Reyes felt his cheeks color a bit, and he smiled ruefully, letting out a sigh. Did he truly seem so near the edge? “Damn, I knew I looked bad, but I didn’t think I was in that sorry of a state.”

Umi returned his half smile, regarding him with something that looked sickeningly like pity. “Take care of yourself, Vidal. Kadara would fall apart without you, and since- ah, since Sloane’s unfortunate passing- I’m finally pulling a crowd that doesn’t destroy my furniture more than three nights a week. Don’t you take that away from me.” She leaned back a bit, that horrible pity finally leaving her face, though there was a strange tendril of something else which remained; knowledge he’d care to know, if he had the energy to think about much anything beyond the moment at his fingertips. “Now pay your tab, or get out of my bar.”

“Going, going,” He said over his shoulder, watching as Umi shook her head.
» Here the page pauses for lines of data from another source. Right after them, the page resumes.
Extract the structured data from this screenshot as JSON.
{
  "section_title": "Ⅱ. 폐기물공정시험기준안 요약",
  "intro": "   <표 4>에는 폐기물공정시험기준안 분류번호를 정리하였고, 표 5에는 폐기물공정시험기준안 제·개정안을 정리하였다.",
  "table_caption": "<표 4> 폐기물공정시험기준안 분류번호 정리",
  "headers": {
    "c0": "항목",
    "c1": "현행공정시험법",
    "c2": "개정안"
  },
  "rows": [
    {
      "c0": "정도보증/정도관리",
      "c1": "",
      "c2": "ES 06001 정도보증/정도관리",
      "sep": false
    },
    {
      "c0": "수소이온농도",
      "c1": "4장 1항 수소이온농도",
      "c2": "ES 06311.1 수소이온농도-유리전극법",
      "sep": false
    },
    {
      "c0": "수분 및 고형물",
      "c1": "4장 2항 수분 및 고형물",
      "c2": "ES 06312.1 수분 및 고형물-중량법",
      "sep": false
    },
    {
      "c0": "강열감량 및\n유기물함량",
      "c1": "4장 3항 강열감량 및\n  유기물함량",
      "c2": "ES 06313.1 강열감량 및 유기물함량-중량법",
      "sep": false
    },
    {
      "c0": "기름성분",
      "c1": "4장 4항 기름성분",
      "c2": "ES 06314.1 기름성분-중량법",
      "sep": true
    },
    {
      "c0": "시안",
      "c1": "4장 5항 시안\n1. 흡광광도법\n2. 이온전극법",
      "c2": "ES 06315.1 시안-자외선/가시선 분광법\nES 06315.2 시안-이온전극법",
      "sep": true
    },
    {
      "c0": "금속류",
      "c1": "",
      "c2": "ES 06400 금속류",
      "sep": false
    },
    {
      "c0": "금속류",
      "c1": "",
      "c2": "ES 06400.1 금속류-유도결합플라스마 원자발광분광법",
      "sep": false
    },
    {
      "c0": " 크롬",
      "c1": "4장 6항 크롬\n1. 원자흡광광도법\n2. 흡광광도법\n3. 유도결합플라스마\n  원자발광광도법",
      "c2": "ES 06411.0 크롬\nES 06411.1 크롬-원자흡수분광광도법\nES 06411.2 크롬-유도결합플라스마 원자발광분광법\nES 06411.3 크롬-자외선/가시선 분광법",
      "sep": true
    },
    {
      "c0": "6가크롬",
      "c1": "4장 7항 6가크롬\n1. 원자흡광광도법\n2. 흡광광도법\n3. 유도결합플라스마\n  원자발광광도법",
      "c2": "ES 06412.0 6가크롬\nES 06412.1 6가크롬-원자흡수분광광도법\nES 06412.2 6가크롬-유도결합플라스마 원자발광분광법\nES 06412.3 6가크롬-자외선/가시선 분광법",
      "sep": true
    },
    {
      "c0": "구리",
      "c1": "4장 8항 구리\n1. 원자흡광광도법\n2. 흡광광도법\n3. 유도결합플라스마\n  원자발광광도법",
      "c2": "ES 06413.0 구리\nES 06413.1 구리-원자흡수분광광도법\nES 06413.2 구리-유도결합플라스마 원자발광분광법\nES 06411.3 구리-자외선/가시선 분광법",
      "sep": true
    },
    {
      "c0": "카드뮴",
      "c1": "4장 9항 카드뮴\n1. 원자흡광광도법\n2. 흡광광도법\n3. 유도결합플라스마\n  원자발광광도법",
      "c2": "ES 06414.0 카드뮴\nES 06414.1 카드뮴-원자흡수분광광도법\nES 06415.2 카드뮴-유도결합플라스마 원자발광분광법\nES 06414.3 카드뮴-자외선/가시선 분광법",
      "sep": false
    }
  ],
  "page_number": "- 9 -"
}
The drink had finally done its job, and he felt the much-craved drunkenness dampen his senses, but Umi’s worry and casual mention that his extended bender was public knowledge had only made him swallow a heavy dose of self-loathing. Was he truly in such a bad state that an informant, even a friendly one, would be concerned for his safety? He’d certainly spent long enough soaking himself for it to take an effect on his appearance; he knew his stubble had long since graduated into the scruffy beginnings of a beard, and the thick waves which had once been cropped close and barely met his forehead were now drooping to his brow and curling over his ears. The knowledge he’d stopped keeping up appearances fit for either Vidal the Smuggler or The Charlatan stung, badly, and he swallowed hard against the ball of shame in his throat. He had to pull himself together. He was sure Sara wasn’t conducting herself like this. He had no proof; he’d promised her he would never bug her ship and had long since told his men not to send him updates on her movements, but she was the Pathfinder, the shining beacon, always on the move, always off to save the day on some planet or another. She couldn’t still be out there making history if she was in the sorry fucking state he was dragging himself around in, laying shattered in her bed on the Tempest.
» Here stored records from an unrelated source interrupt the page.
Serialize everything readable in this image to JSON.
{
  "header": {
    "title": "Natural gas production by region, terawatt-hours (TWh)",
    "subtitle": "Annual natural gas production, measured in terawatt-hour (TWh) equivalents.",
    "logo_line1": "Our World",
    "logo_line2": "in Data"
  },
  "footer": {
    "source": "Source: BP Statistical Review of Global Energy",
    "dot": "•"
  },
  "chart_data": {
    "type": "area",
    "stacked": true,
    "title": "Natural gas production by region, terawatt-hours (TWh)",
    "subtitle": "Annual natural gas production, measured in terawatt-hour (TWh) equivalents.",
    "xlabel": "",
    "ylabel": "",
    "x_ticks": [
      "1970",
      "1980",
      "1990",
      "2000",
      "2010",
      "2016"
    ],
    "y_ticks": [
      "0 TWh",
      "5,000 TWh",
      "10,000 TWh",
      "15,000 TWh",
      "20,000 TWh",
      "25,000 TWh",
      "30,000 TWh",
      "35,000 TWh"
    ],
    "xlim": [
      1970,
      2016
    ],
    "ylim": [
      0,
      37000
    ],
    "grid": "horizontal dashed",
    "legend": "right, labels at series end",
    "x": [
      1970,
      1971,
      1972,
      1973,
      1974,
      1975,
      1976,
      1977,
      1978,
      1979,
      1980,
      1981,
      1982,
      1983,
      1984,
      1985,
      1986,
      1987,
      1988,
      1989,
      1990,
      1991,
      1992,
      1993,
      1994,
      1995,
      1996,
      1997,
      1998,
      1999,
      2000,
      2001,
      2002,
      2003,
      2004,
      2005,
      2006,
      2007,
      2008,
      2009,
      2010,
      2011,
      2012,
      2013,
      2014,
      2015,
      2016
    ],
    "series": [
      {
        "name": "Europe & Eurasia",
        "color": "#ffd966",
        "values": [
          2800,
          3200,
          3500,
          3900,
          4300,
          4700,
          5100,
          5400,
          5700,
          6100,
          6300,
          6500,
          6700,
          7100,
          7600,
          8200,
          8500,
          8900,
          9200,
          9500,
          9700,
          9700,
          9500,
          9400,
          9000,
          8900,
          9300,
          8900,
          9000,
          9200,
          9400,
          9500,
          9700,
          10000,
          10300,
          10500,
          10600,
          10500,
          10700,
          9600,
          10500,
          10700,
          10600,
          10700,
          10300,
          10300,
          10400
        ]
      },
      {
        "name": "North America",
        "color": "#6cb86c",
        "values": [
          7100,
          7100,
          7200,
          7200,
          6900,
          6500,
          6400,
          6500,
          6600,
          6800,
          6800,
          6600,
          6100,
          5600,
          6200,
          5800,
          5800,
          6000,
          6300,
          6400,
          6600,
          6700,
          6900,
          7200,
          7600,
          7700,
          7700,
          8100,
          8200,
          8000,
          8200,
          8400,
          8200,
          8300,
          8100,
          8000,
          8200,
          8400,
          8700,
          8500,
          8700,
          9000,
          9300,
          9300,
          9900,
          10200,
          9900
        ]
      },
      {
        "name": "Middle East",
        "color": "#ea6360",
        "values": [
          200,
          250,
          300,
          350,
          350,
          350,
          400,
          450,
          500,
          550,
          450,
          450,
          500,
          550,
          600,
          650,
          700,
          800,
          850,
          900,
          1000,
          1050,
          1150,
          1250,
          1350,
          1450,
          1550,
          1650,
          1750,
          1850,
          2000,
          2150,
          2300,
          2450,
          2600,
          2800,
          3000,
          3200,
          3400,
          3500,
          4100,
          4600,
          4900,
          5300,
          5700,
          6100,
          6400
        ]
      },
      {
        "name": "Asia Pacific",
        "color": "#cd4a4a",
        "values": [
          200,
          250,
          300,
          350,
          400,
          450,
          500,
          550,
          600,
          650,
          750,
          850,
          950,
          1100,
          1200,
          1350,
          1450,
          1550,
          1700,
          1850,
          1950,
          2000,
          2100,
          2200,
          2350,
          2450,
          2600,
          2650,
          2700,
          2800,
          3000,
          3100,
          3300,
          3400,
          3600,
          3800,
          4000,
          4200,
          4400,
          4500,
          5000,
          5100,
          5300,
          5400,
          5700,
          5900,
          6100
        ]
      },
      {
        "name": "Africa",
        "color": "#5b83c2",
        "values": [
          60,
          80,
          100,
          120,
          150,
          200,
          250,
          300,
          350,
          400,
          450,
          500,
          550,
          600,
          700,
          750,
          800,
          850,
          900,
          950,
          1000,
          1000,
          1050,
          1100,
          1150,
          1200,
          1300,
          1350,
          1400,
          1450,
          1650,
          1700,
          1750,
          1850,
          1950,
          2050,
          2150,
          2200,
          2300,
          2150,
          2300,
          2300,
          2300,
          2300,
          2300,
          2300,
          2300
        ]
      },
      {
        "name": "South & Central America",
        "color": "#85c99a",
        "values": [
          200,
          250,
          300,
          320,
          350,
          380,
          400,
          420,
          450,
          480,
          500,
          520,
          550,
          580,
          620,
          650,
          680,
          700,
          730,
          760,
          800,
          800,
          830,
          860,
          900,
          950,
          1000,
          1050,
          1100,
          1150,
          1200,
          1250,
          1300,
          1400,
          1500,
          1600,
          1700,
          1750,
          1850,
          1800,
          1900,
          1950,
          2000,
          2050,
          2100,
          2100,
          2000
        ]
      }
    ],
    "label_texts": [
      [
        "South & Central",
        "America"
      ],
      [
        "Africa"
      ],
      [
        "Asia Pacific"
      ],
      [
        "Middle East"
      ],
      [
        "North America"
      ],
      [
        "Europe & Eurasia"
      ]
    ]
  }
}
                Reyes dragged his hands through his hair, heading back towards Tartarus as quickly as his drunken feet would take him. The lift jerked to a halt, and he stepped off, the mere sight of the ramshackle architecture which crowded the cavern enough to take a weight off his shoulders. It was an irrational sense of ease, he knew, since the Slums were undoubtedly more dangerous than the Port proper, but this was the underbelly, and the underbelly was where he felt at home. His omnitool buzzed as he paced towards Tartarus and he turned off his course, pausing in a corner to check the incoming message, frowning at the orange screen. An email from a blocked sender, to his Charlatan address, was cause for concern; the fact that it was flagged URGENT and blinked ominously at the top of his inbox only compounded it. Only his highest-ranking agents and Sara had ever received messages from that account, or had any way to contact it, for that matter. Incoming messages bounced through several layers of encryption and a myriad web of front addresses before reaching his inbox, no hacker could find the direct address. He sucked in a deep breath and opened the message.

                The Pathfinder is in danger. Immediate intervention is required. I have attached her omnitool frequency; please track it to her location. Time is of the essence.